In previous cases, the Supreme Court had been receptive to property owners' claims of "regulatory takings," a position that Chief Justice William H. Rehnquist continued to support in his dissent.
But this time the court turned away from the property-rights argument, which is good news for those of us concerned about the quick pace with which housing developments seem to pop up, transforming former farm communities into bustling suburbs.
The use of zoning and building moratoriums are necessary tools to enable governments to control such development, to plan it properly, to ensure that neighboring land uses are compatible and to keep too much building from occurring.
According to the Sierra Club's "Sprawl Report 2001," "Poorly planned development is threatening our health, our environment and our quality of life. Land-use decisions -- where we build offices, homes, shops, schools and other buildings -- influence the building of roads, transit and other transportation modes, and vice-versa. It is a relationship that can lead either to safe, walkable, diverse, vibrant communities-or out of control, poorly planned suburban sprawl. Unfortunately, sprawl has been winning out.
"As we sprawl farther from community and city centers, Americans are forced to drive more often and greater distances. As we sprawl more, we drive more. And as we drive more, we pollute more. Vehicle smog is one of the main pollutants increased by sprawl."
New Jersey, my home state, is a case in point. It is a state where development is the single-greatest environmental issue, helping to ensure that our air is among the dirtiest in the nation. And more development -- whether we are talking about houses, warehouse, offices or retail space -- means more traffic, more trash, more pollution and more water use.

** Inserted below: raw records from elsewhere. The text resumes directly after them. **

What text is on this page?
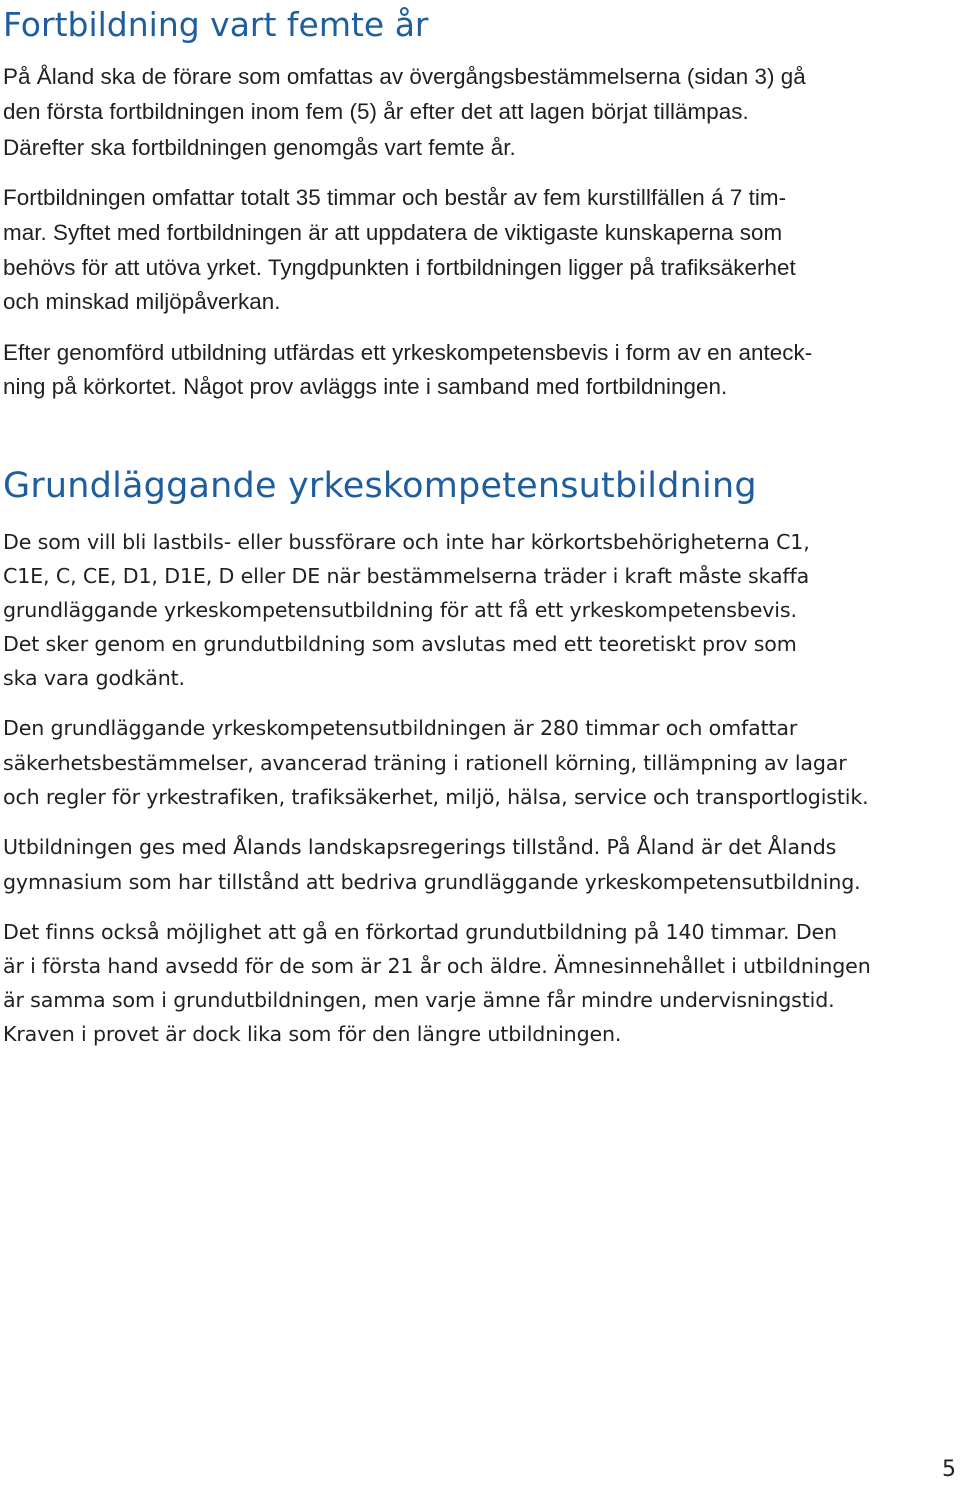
Fortbildning vart femte år
På Åland ska de förare som omfattas av övergångsbestämmelserna (sidan 3) gå
den första fortbildningen inom fem (5) år efter det att lagen börjat tillämpas.
Därefter ska fortbildningen genomgås vart femte år.
Fortbildningen omfattar totalt 35 timmar och består av fem kurstillfällen á 7 tim-
mar. Syftet med fortbildningen är att uppdatera de viktigaste kunskaperna som
behövs för att utöva yrket. Tyngdpunkten i fortbildningen ligger på trafiksäkerhet
och minskad miljöpåverkan.
Efter genomförd utbildning utfärdas ett yrkeskompetensbevis i form av en anteck-
ning på körkortet. Något prov avläggs inte i samband med fortbildningen.
Grundläggande yrkeskompetensutbildning
De som vill bli lastbils- eller bussförare och inte har körkortsbehörigheterna C1,
C1E, C, CE, D1, D1E, D eller DE när bestämmelserna träder i kraft måste skaffa
grundläggande yrkeskompetensutbildning för att få ett yrkeskompetensbevis.
Det sker genom en grundutbildning som avslutas med ett teoretiskt prov som
ska vara godkänt.
Den grundläggande yrkeskompetensutbildningen är 280 timmar och omfattar
säkerhetsbestämmelser, avancerad träning i rationell körning, tillämpning av lagar
och regler för yrkestrafiken, trafiksäkerhet, miljö, hälsa, service och transportlogistik.
Utbildningen ges med Ålands landskapsregerings tillstånd. På Åland är det Ålands
gymnasium som har tillstånd att bedriva grundläggande yrkeskompetensutbildning.
Det finns också möjlighet att gå en förkortad grundutbildning på 140 timmar. Den
är i första hand avsedd för de som är 21 år och äldre. Ämnesinnehållet i utbildningen
är samma som i grundutbildningen, men varje ämne får mindre undervisningstid.
Kraven i provet är dock lika som för den längre utbildningen.
5
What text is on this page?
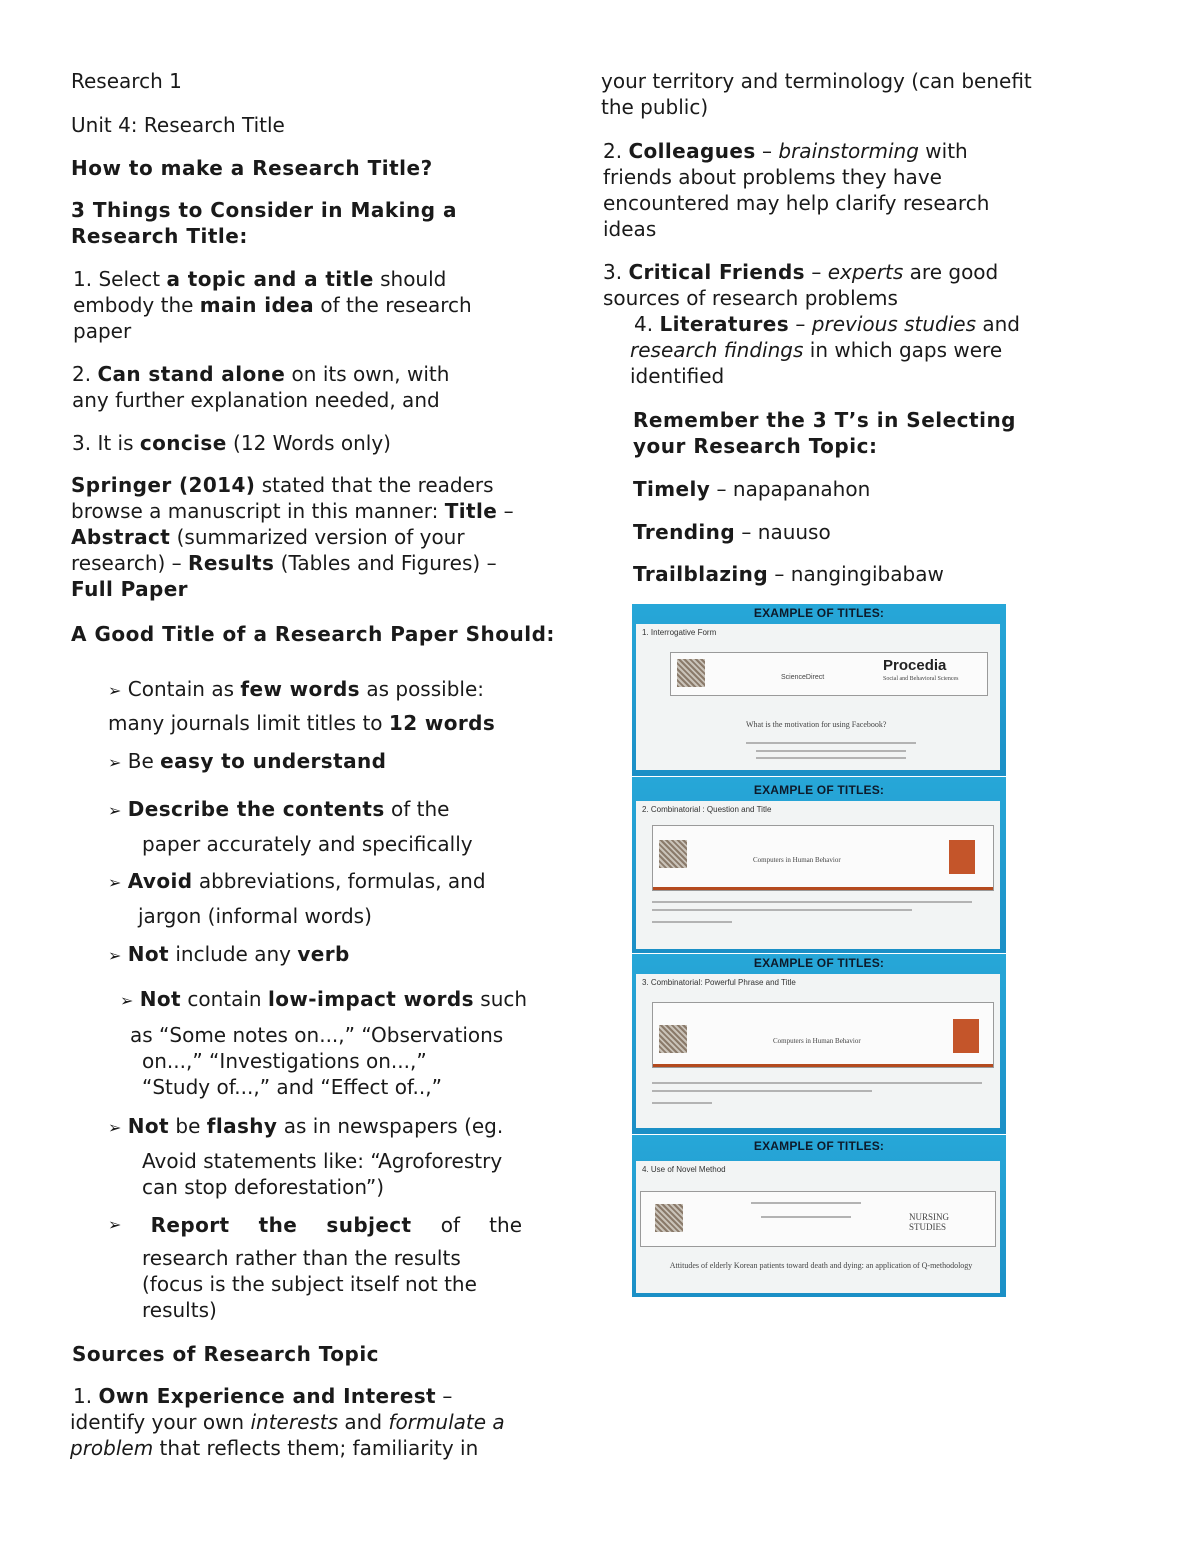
Research 1

Unit 4: Research Title

How to make a Research Title?

3 Things to Consider in Making a
Research Title:
1. Select a topic and a title should
embody the main idea of the research
paper
2. Can stand alone on its own, with
any further explanation needed, and
3. It is concise (12 Words only)
Springer (2014) stated that the readers
browse a manuscript in this manner: Title –
Abstract (summarized version of your
research) – Results (Tables and Figures) –
Full Paper

A Good Title of a Research Paper Should:

➢ Contain as few words as possible:
many journals limit titles to 12 words
➢ Be easy to understand
➢ Describe the contents of the
paper accurately and specifically
➢ Avoid abbreviations, formulas, and
jargon (informal words)
➢ Not include any verb
➢ Not contain low-impact words such
as “Some notes on...,” “Observations
on...,” “Investigations on...,”
“Study of...,” and “Effect of..,”
➢ Not be flashy as in newspapers (eg.
Avoid statements like: “Agroforestry
can stop deforestation”)
➢ Report the subject of the
research rather than the results
(focus is the subject itself not the
results)

Sources of Research Topic

1. Own Experience and Interest –
identify your own interests and formulate a
problem that reflects them; familiarity in
your territory and terminology (can benefit
the public)
2. Colleagues – brainstorming with
friends about problems they have
encountered may help clarify research
ideas
3. Critical Friends – experts are good
sources of research problems
4. Literatures – previous studies and
research findings in which gaps were
identified
Remember the 3 T’s in Selecting
your Research Topic:
Timely – napapanahon
Trending – nauuso
Trailblazing – nangingibabaw
EXAMPLE OF TITLES:
1. Interrogative Form
ScienceDirect
Procedia
Social and Behavioral Sciences
What is the motivation for using Facebook?
EXAMPLE OF TITLES:
2. Combinatorial : Question and Title
Computers in Human Behavior
EXAMPLE OF TITLES:
3. Combinatorial: Powerful Phrase and Title
Computers in Human Behavior
EXAMPLE OF TITLES:
4. Use of Novel Method
NURSING STUDIES
Attitudes of elderly Korean patients toward death and dying: an application of Q-methodology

Development generally results in the destruction of wooded areas and wetlands, which hampers the environment's ability to deal with the effects of development. Wooded areas are our most efficient means of cleaning the air, while wetlands serve as recharge areas that filter pollutants from storm water before it flows back into streams and reservoirs.
That's why it's important that we encourage the redevelopment of already developed areas, such as the nation's decaying urban core, while checking suburban sprawl with tighter zoning rules and improved public transportation.
Federal and state money needs to be available for redevelopment projects for our cities to attract businesses and upgrade housing and schools. There also needs to be more federal, state, county and local money available for open space and farmland preservation. The more acres preserved, the less developed.
Zoning rules should be more tightly tied to environmental constraints like the impact that new housing or businesses will have on the availability of water in the region and the impact the development will have on the water table; the amount of solid waste and sewage that will need to be disposed of; and the amount of traffic the housing and businesses would generate and the need for new roads.
And environmental rules should be rewritten to make it more difficult for developers to fill wetlands or cut down wooded areas. More money should be allotted by the state for inspection and enforcement when filling is allowed.
In New Jersey, regulations allow builders to fill wetlands provided they create 2 acres of new wetlands for every acre they fill. While this would seem like a beneficial approach, the state Department of Environmental Protection recently released a study showing the rules are not working. According to the study, for each acre of wetlands filled only three-quarters of an acre was created to replace it. That meant that, rather than a net gain of 1 acre, the state was experiencing a net loss -- with most of the loss being forested wetlands, which are considered the most efficient aquifer recharge areas. In addition, less than half of the newly created wetlands met state standards for replacement.
In its April decision, the court acknowledged some of this, saying land-use rules were essential tools for protecting the environment.
Now it's up to us to use these tools correctly.